Anyways though, the boss was running a fever last week. He wasn’t the most chipper or kind but he still maintained a great deal of fairness otherwise. I work with some really great people and that helps tremendously.
@Azley I find my manager hard to approach for help. Going to her results in her saying I already showed you once go look in your notes. That takes 30 minutes to do as there’s so many notes. I think I know that I’ve had enough. It’s the first job I’ve had that’s actually lowered my confidence to do a job. All those weeks I’ve stuck to it in hopes I’ll go permenant because she likes my work. Today I feel content I’m not going back.
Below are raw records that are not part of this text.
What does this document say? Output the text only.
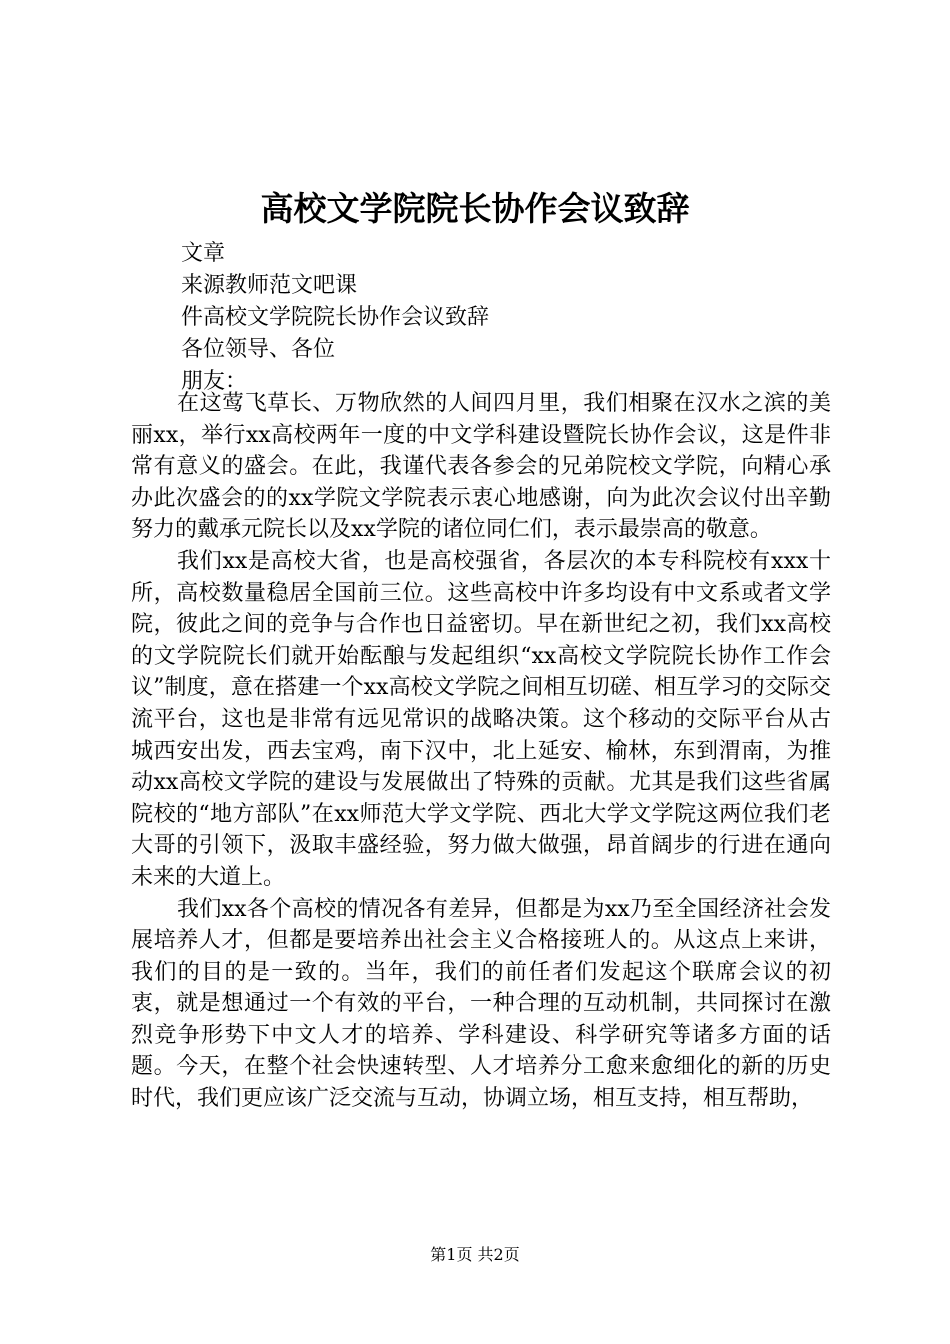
高校文学院院长协作会议致辞
文章
来源教师范文吧课
件高校文学院院长协作会议致辞
各位领导、各位
朋友：

在这莺飞草长、万物欣然的人间四月里，我们相聚在汉水之滨的美丽xx，举行xx高校两年一度的中文学科建设暨院长协作会议，这是件非常有意义的盛会。在此，我谨代表各参会的兄弟院校文学院，向精心承办此次盛会的的xx学院文学院表示衷心地感谢，向为此次会议付出辛勤努力的戴承元院长以及xx学院的诸位同仁们，表示最崇高的敬意。

我们xx是高校大省，也是高校强省，各层次的本专科院校有xxx十所，高校数量稳居全国前三位。这些高校中许多均设有中文系或者文学院，彼此之间的竞争与合作也日益密切。早在新世纪之初，我们xx高校的文学院院长们就开始酝酿与发起组织“xx高校文学院院长协作工作会议”制度，意在搭建一个xx高校文学院之间相互切磋、相互学习的交际交流平台，这也是非常有远见常识的战略决策。这个移动的交际平台从古城西安出发，西去宝鸡，南下汉中，北上延安、榆林，东到渭南，为推动xx高校文学院的建设与发展做出了特殊的贡献。尤其是我们这些省属院校的“地方部队”在xx师范大学文学院、西北大学文学院这两位我们老大哥的引领下，汲取丰盛经验，努力做大做强，昂首阔步的行进在通向未来的大道上。

我们xx各个高校的情况各有差异，但都是为xx乃至全国经济社会发展培养人才，但都是要培养出社会主义合格接班人的。从这点上来讲，我们的目的是一致的。当年，我们的前任者们发起这个联席会议的初衷，就是想通过一个有效的平台，一种合理的互动机制，共同探讨在激烈竞争形势下中文人才的培养、学科建设、科学研究等诸多方面的话题。今天，在整个社会快速转型、人才培养分工愈来愈细化的新的历史时代，我们更应该广泛交流与互动，协调立场，相互支持，相互帮助，

第1页 共2页
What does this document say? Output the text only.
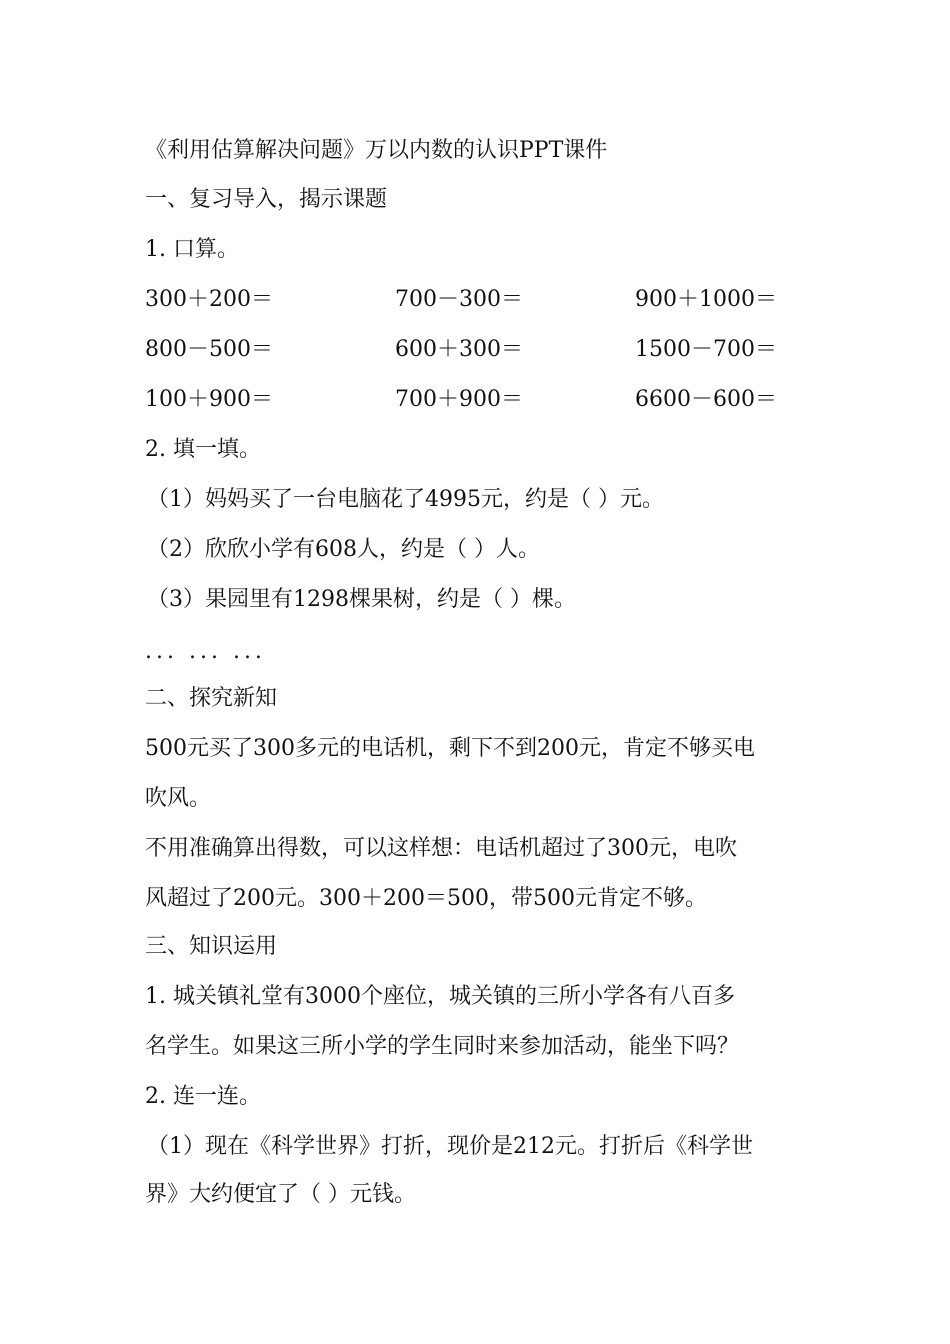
《利用估算解决问题》万以内数的认识PPT课件
一、复习导入，揭示课题
1. 口算。
300＋200＝	700－300＝	900＋1000＝
800－500＝	600＋300＝	1500－700＝
100＋900＝	700＋900＝	6600－600＝
2. 填一填。
（1）妈妈买了一台电脑花了4995元，约是（ ）元。
（2）欣欣小学有608人，约是（ ）人。
（3）果园里有1298棵果树，约是（ ）棵。
... ... ...
二、探究新知
500元买了300多元的电话机，剩下不到200元，肯定不够买电
吹风。
不用准确算出得数，可以这样想：电话机超过了300元，电吹
风超过了200元。300＋200＝500，带500元肯定不够。
三、知识运用
1. 城关镇礼堂有3000个座位，城关镇的三所小学各有八百多
名学生。如果这三所小学的学生同时来参加活动，能坐下吗？
2. 连一连。
（1）现在《科学世界》打折，现价是212元。打折后《科学世
界》大约便宜了（ ）元钱。
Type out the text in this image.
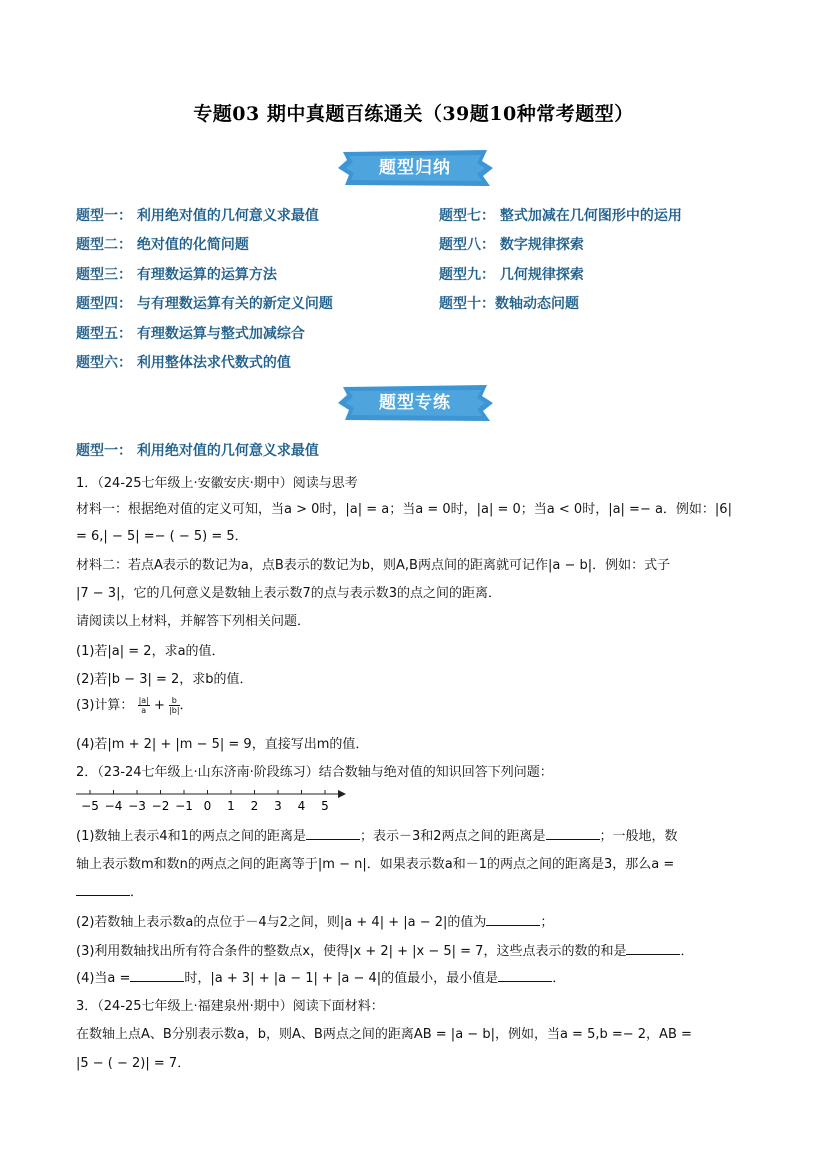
专题03 期中真题百练通关（39题10种常考题型）
题型归纳
题型一： 利用绝对值的几何意义求最值
题型二： 绝对值的化简问题
题型三： 有理数运算的运算方法
题型四： 与有理数运算有关的新定义问题
题型五： 有理数运算与整式加减综合
题型六： 利用整体法求代数式的值
题型七： 整式加减在几何图形中的运用
题型八： 数字规律探索
题型九： 几何规律探索
题型十：数轴动态问题
题型专练
题型一： 利用绝对值的几何意义求最值
1．（24-25七年级上·安徽安庆·期中）阅读与思考
材料一：根据绝对值的定义可知，当a > 0时，|a| = a；当a = 0时，|a| = 0；当a < 0时，|a| =− a．例如：|6|
= 6,| − 5| =− ( − 5) = 5．
材料二：若点A表示的数记为a，点B表示的数记为b，则A,B两点间的距离就可记作|a − b|．例如：式子
|7 − 3|，它的几何意义是数轴上表示数7的点与表示数3的点之间的距离．
请阅读以上材料，并解答下列相关问题．
(1)若|a| = 2，求a的值．
(2)若|b − 3| = 2，求b的值．
(3)计算： $\frac{|a|}{a} + \frac{b}{|b|}$ ．
(4)若|m + 2| + |m − 5| = 9，直接写出m的值．
2．（23-24七年级上·山东济南·阶段练习）结合数轴与绝对值的知识回答下列问题：
−5 −4 −3 −2 −1 0 1 2 3 4 5
(1)数轴上表示4和1的两点之间的距离是	；表示－3和2两点之间的距离是	；一般地，数
轴上表示数m和数n的两点之间的距离等于|m − n|．如果表示数a和－1的两点之间的距离是3，那么a =
．
(2)若数轴上表示数a的点位于－4与2之间，则|a + 4| + |a − 2|的值为	；
(3)利用数轴找出所有符合条件的整数点x，使得|x + 2| + |x − 5| = 7，这些点表示的数的和是	．
(4)当a =	时，|a + 3| + |a − 1| + |a − 4|的值最小，最小值是	．
3．（24-25七年级上·福建泉州·期中）阅读下面材料：
在数轴上点A、B分别表示数a，b，则A、B两点之间的距离AB = |a − b|，例如，当a = 5,b =− 2，AB =
|5 − ( − 2)| = 7．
I worked for many years in extremely stressful positions sometimes 16h per day for months on end and of the two times I quit i only don’t regret 1. In my experience having your boss tell you to review your notes is a reminder that you should always review your notes before asking a question. The same goes with reviewing your own work before handing it in. In some ways he/she is trying to make you a better employee.
The next part of my comment refers to what your goal of working is. For me it was for money to pay the rent and save for other things. I had to suffer a lot of grief, but I did it because I wanted something outside of work that working would allow me to get. What’s your motivation? If you repeatedly quit your jobs how do you save money and how do you expect to have a lasting career? Overall I know that I thought about quitting a lot and I believe many people feel the same way but they stick it out.
Maybe a temp service would keep you in that mode of how you do for the first month. You could always be the new guy and not be expected to communicate as much. Request to be moved often .
Maybe you need a new line of work that’s more suited to your needs. You are kind of like me in a certain way. I’ve had over thirty job since I was 17. i didn’t last more than a few months at many of them. I got fired from a lot, I walked off the job in the middle of the day on some of them or just gave notice and quit.
But we seem to be similar because the running joke in my family for years was that I had no problem finding jobs and getting hired but I just couldn’t keep them for very long. Before I got sick I never lasted more than three months. But after I got sick my first job getting back into the workforce I stayed for four years. And I have stayed for four years unloading trucks, and three year at stocking shelves.
Personally, any failure I’ve had at job does not predict how well I will do on my next one. I’ve gone from only lasting a month at a job and then my next job I last two or three year. I get fired and my next job I last 8 month etc.
That’s a bummer, really!
@Moonwalker I agree with your final comment. But I’m not looking for a “lasting career”. I’m looking for a job I can manage. Because I know what happened when I did not quit a job and kept going despite the warning signs of stress. I became psychotic and the psychiatrist made me stay out of work for six months. I regretted quitting every job. Even the one where I got ill. But if I quit before I got ill and taken the precautions I would not have gotten ill in the first place.
I’ve had a lot of jobs over the years. Never lasted more than 3 and a half years at any of them. Now, I haven’t worked a full time job in over 24 years. I don’t think I could ever work again. I am too out of practice. And, no recent job history. No one will hire me anyway. If Trump manages to take away my SSDI, I am screwed.